If Spenser couldn’t put Layla in the hoodie, slipping into Hamill’s house when he wasn’t home, the uphill climb to put that needle in her hand got even steeper. It made it even more likely that she was going to walk and never be held to account for murdering Seth Hamill. It was a thought that turned her stomach. As much as she pitied Layla for the pain and humiliation she suffered at the man’s hands, she murdered him. And no amount of sympathy would ever get Spenser to turn the other way.
But having struck out on Hamill’s street, the road to justice got a lot rockier. She was going to have to find a way to make the case. The trouble was, with what they had, Spenser wasn’t certain they were going to be able to do that. Everything they had was circumstantial at best. At worst, it could be flipped around and turned into something meaningless. In a court of law, words meant little. Suppositions and gut feelings meant even less. Actions that were backed up by physical evidence were what mattered. And at the moment, they had plenty of words and suppositions but precious little in the way of physical evidence.
Frustrated, Spenser was walking back to the Bronco when she was stopped by an older woman who was walking her small dog, a Yorkie. Smiling, Spenser squatted down and gave the dog a scratch behind the ears. The dog leaned into her, eating up the attention.
“Bernice likes you,” the woman said.
“She’s adorable.”
Standing up again, Spenser took in the woman before her.

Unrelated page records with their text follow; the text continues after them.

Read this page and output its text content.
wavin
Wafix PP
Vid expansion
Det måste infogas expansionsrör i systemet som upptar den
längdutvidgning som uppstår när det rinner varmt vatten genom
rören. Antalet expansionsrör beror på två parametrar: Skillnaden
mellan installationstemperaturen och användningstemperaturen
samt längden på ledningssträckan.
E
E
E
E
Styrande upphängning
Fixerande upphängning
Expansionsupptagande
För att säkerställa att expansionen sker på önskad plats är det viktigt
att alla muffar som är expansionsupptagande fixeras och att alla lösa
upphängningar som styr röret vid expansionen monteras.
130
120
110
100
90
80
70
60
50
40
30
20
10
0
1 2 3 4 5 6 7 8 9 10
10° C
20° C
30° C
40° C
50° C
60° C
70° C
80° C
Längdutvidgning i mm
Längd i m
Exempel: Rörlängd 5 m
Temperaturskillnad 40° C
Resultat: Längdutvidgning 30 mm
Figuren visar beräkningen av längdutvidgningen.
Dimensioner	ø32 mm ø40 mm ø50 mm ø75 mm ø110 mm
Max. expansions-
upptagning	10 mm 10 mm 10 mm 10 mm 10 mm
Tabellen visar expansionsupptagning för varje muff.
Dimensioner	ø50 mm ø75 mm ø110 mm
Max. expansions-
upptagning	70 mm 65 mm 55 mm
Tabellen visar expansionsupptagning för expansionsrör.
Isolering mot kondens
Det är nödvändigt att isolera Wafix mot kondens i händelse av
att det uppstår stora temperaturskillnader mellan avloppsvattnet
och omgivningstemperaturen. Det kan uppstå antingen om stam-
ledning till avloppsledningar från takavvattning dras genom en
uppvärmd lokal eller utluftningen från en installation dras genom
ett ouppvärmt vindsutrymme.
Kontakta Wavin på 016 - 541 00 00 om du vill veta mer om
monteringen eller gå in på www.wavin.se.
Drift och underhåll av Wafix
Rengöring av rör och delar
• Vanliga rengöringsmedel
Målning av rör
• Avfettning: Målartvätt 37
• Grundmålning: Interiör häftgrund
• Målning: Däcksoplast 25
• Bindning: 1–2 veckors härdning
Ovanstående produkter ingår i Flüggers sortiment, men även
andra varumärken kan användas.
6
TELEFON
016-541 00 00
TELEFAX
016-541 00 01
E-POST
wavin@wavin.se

She was a small thing, no more than five-three, with iron gray hair that was cut short, soft pale skin, and rich azure eyes. The woman’s face was smooth and barely lined, making her actual age difficult to determine, but there was something about her, a certain wisdom in her bearing perhaps, that made Spenser think she was somewhere in her seventies. Maybe. Although, Spenser wasn’t an expert on age, so it was just as possible she was in her fifties. She sort of reminded Spenser of that actress Jessica Tandy in Driving Miss Daisy. A little, anyway.
“I think it’s terrible,” the woman said.
“What’s that?”
“What that horrible man Rafe Johansen is doing to you,” she replied.
“Oh. That. Well, I can’t control what they do,” Spenser said. “I can only control how I react to them, and what I do. And at the moment, all I can do is my job.”
“That’s what I like most about you, Sheriff. You’re a no-nonsense, take the bull by the horns kind of woman. You’re a terrific role model for the kids in this town. And if I’m being honest, it’s about time we had a role model in your job.”
“Well, thank you, Mrs.—”
“Mrs. Belton. Anna Belton,” she replied. “I’m single now, my husband Andrew passed away a few years back, but we were married fifty years, so as far as I’m concerned, I’ll never not be his wife, so I’m always going to be Mrs. Andrew Belton.”